I particularly liked the quality of the wines from this producer. The basic Cabernet Sauvignon 2008 was fresh and full bodied, a good integration of alcohol at 15% although just a bit drying on the finish. The Shiraz-Cabernet 2006 is at least as good although shows nary a hint of typicity: 10 months in US oak, with an even more fruit forward character and almost sweet on the palate. Not oriented towards finesse but certainly flattering! Their best came from Yiron 2006, dominated by Cabernet Sauvignon (62%) with just over 30% Merlot and the rest Syrah. Aged 16 months in French oak, this shows a fine nose, far more complex, with ashes coming perhaps from the Cabernet and a meatiness from the Syrah. A bit reduced, it needed time in glass – about 30 minutes – and it was delicious. Excellent. The Viognier 2008 is also very nice, the 15% very well integrated, but could it use just a bit less new oak?

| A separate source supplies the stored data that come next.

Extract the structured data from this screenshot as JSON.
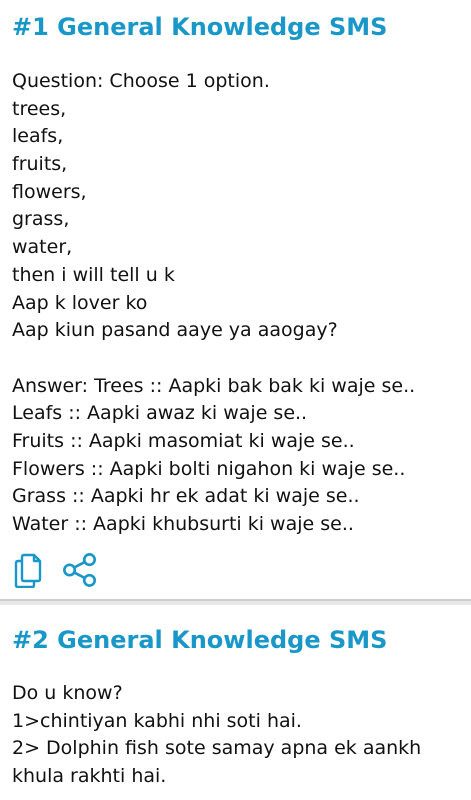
{
  "cards": [
    {
      "title": "#1 General Knowledge SMS",
      "question": [
        "Question: Choose 1 option.",
        "trees,",
        "leafs,",
        "fruits,",
        "flowers,",
        "grass,",
        "water,",
        "then i will tell u k",
        "Aap k lover ko",
        "Aap kiun pasand aaye ya aaogay?"
      ],
      "answer": [
        "Answer: Trees :: Aapki bak bak ki waje se..",
        "Leafs :: Aapki awaz ki waje se..",
        "Fruits :: Aapki masomiat ki waje se..",
        "Flowers :: Aapki bolti nigahon ki waje se..",
        "Grass :: Aapki hr ek adat ki waje se..",
        "Water :: Aapki khubsurti ki waje se.."
      ],
      "actions": [
        {
          "icon": "copy-icon"
        },
        {
          "icon": "share-icon"
        }
      ]
    },
    {
      "title": "#2 General Knowledge SMS",
      "lines": [
        "Do u know?",
        "1>chintiyan kabhi nhi soti hai.",
        "2> Dolphin fish sote samay apna ek aankh",
        "khula rakhti hai."
      ]
    }
  ],
  "colors": {
    "accent": "#1a97c9",
    "text": "#111111",
    "background": "#e8e8e8",
    "card": "#ffffff"
  }
}
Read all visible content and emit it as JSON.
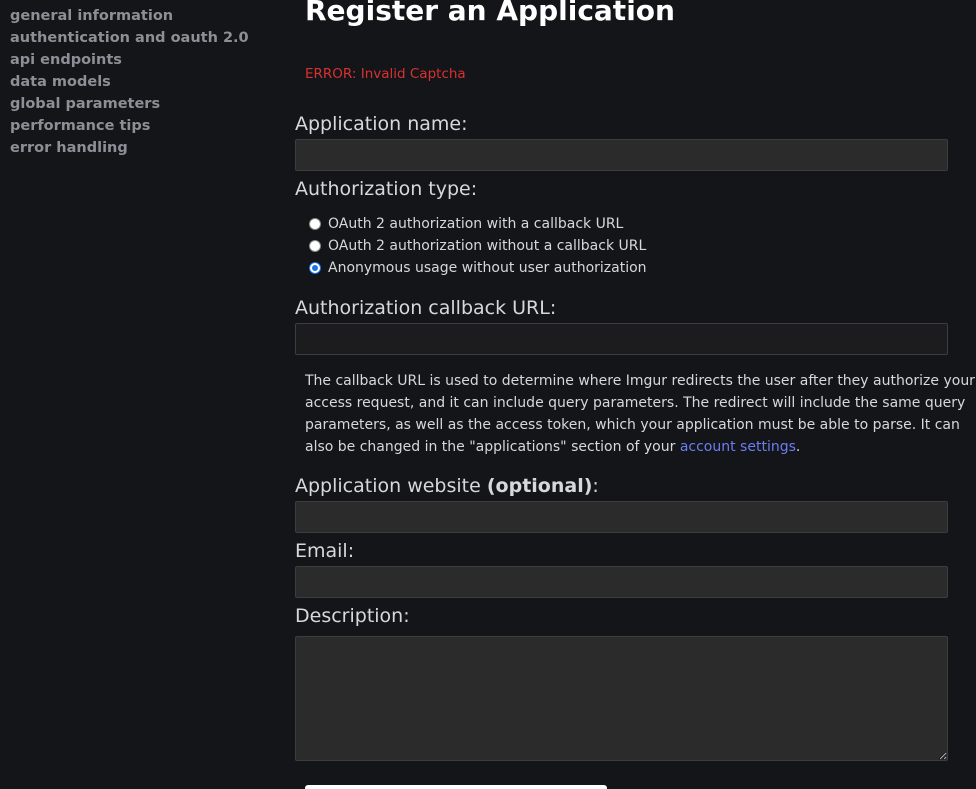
{
  "sidebar": {
    "items": [
      {
        "label": "general information"
      },
      {
        "label": "authentication and oauth 2.0"
      },
      {
        "label": "api endpoints"
      },
      {
        "label": "data models"
      },
      {
        "label": "global parameters"
      },
      {
        "label": "performance tips"
      },
      {
        "label": "error handling"
      }
    ]
  },
  "main": {
    "title": "Register an Application",
    "error": "ERROR: Invalid Captcha",
    "application_name": {
      "label": "Application name:",
      "value": ""
    },
    "authorization_type": {
      "label": "Authorization type:",
      "options": [
        {
          "label": "OAuth 2 authorization with a callback URL",
          "checked": false
        },
        {
          "label": "OAuth 2 authorization without a callback URL",
          "checked": false
        },
        {
          "label": "Anonymous usage without user authorization",
          "checked": true
        }
      ]
    },
    "callback_url": {
      "label": "Authorization callback URL:",
      "value": "",
      "help_text": "The callback URL is used to determine where Imgur redirects the user after they authorize your access request, and it can include query parameters. The redirect will include the same query parameters, as well as the access token, which your application must be able to parse. It can also be changed in the \"applications\" section of your ",
      "help_link": "account settings",
      "help_suffix": "."
    },
    "website": {
      "label": "Application website ",
      "label_optional": "(optional)",
      "label_suffix": ":",
      "value": ""
    },
    "email": {
      "label": "Email:",
      "value": ""
    },
    "description": {
      "label": "Description:",
      "value": ""
    }
  },
  "colors": {
    "background": "#141518",
    "sidebar_text": "#8c8f96",
    "error": "#d93131",
    "link": "#6b7df2",
    "input_bg": "#2b2b2b"
  }
}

A legendary producer. The Mount Hermon Red 2009 was a very pleasant mix of Cabernet Sauvignon, Merlot, Malbec, Cabernet Franc and Syrah, at 14.5% alcohol, this goes down smooth and exudes fruity flavor. Nicely done! Although the Syrah 2005 showed a hint of nail polish reduction, that blew off. This wine is 14.5% alcohol and was aged 18 months aged in oak of which 25% is new. I like the peppery aspect here, shows good varietal character in a New World sense. A pleasure. More character is to be found in the Cabernet Sauvignon 2006. Aged for the same time, but I found more substance to this wine, more character. Very nicely made, but is there just a bit of heat on the finish? Three cheers for the Chardonnay 2007, which does not taste like it has 14.5% alcohol. It is fresh and agreeable, a very well made wine.

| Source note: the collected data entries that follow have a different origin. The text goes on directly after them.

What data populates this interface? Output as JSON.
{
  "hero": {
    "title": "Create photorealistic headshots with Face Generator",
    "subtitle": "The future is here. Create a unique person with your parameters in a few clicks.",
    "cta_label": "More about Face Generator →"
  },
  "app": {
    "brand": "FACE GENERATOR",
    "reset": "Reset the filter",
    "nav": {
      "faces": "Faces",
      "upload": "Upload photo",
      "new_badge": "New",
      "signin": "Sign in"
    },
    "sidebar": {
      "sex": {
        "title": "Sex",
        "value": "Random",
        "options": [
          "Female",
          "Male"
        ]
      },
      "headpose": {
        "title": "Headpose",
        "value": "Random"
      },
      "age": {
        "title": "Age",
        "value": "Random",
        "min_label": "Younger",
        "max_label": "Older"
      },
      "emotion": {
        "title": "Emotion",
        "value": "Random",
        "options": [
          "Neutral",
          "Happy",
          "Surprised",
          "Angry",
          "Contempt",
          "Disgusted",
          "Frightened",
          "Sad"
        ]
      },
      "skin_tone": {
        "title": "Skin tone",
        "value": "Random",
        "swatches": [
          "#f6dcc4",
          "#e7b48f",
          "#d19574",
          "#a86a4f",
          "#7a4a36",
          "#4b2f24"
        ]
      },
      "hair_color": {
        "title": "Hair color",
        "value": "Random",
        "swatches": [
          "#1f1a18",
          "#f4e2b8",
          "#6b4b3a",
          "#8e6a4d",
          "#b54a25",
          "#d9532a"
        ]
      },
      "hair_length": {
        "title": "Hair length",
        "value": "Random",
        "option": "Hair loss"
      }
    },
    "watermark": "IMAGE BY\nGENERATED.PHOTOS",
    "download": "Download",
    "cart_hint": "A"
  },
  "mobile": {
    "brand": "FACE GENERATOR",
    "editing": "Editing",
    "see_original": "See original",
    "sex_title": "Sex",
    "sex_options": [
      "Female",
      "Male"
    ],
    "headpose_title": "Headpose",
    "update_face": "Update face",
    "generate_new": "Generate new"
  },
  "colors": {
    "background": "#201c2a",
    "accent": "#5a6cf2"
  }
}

Their Cabernet Franc 2007 was my favorite, almost all Franc but with 5% Cabernet Sauvignon. I found it very pleasant to drink, somewhat warm but rather sexy, too. Although a higher end wine, their Cabernet Sauvignon 2007 I found much more austere, not very giving. Give it time? Finally, their higher end Enigma 2007, a blend of 60% Cabernet Sauvignon, 23% Cabernet Franc and 17% Merlot was just OK for me; I found a bit of funk which detracted.

I did not get a chance to taste the Vitkin wines, unfortunately, but look forward to trying more Israeli wines, perhaps when I return to the US.